Set to a soundtrack that bounces between Paul McCartney and Wings, Suzi Quatro and Chris Norman, and David Bowie ('Life on Mars' is put to transcendent use), it all breezes about like a relaxed 1973 summer, but plenty fills Alana and Gary's time and PTA's glorious feature. Gary auditions for TV ads, runs a PR firm with his mum (Mary Elizabeth Ellis, It's Always Sunny in Philadelphia) and opens a waterbed business. Alana becomes his partner in the latter, meets with his agent (Harriet Sansom Harris, Atlantic Crossing), catches the attention of a Hollywood veteran modelled on William Holden (Sean Penn, The First) and volunteers for Joel Wachs' (Benny Safdie, Pieces of a Woman) mayoral campaign. As a backdrop to the pair's exploits, Richard Nixon implores Americans to use less petrol, and as the gas crisis kicks in. And when Cooper pops up, it's as Barbra Streisand's fiery then-boyfriend Jon Peters, who isn't impressed with his waterbed delivery. Cue one of Haim's most stunning moments, driving a truck after the drop-off, where she conveys more with her face and posture than words could ever express.

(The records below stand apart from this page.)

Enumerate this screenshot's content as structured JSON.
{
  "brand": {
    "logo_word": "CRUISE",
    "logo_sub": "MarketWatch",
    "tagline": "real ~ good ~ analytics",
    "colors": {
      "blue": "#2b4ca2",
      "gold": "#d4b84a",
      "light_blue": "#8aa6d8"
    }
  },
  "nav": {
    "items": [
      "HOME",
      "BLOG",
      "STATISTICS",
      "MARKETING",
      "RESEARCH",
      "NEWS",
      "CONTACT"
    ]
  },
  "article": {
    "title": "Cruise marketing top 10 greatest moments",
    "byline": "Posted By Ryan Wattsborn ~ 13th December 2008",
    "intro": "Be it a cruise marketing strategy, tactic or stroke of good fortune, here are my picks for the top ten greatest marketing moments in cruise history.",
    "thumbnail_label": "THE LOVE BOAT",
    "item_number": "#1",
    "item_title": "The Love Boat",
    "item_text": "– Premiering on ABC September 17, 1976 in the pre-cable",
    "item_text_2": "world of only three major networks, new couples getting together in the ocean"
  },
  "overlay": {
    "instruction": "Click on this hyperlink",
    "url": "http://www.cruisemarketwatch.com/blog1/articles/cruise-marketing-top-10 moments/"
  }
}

As the film's two starriest vignettes make plain — plus another incident involving a not-quite-Lucille Ball (aka Lucy Doolittle, played by Search Party's Christine Ebersole) — Anderson is happy to both nod to and toy with reality. Licorice Pizza is firmly fiction, despite riffing on Goetzman's experiences, but it's also gleefully cognisant of how nostalgia for one's teenage and twenty-something adventures can feel slippery, starry-eyed and surreal. It'd make a great double with Once Upon a Time in Hollywood for exactly that atmosphere, although it'd also pair well with PTA's Boogie Nights, his woozily romantic Punch-Drunk Love and his daylight noir Inherent Vice. Alas, it does also include pointless scenes with a restaurant owner (John Michael Higgins, Saved by the Bell) who speaks to his Japanese wives (New Bear Tours' Yumi Mizui and Good Girls' Megumi Anjo), plural, in a caricature of an accent — calling out what passed for acceptable in the 70s, but also landing flatly and clunkily.

Nothing else in Licorice Pizza could be described as gawky — not even Gary's posse of pals, who are rarely far from his side — or as anything less than effervescent. This marvellous coming-of-age comedy is as masterfully made as all of Anderson's work, and yet also far roomier than the likes of There Will Be Blood, The Master and Phantom Thread; as he showed with Inherent Vice, he can be meticulous and freewheeling at once. Licorice Pizza wouldn't be the film it is without either Haim or Hoffman, though, who PTA peers at devotedly, including in closeups, as frequently as he can (he's also one of the movie's two cinematographers). With Radiohead's Jonny Greenwood providing the score once again, he adores nothing more than seeing them run towards each other — figuratively and literally, blue daylight skies blazing and purple twilight hues twinkling behind them — and he makes everyone watching savour every slice.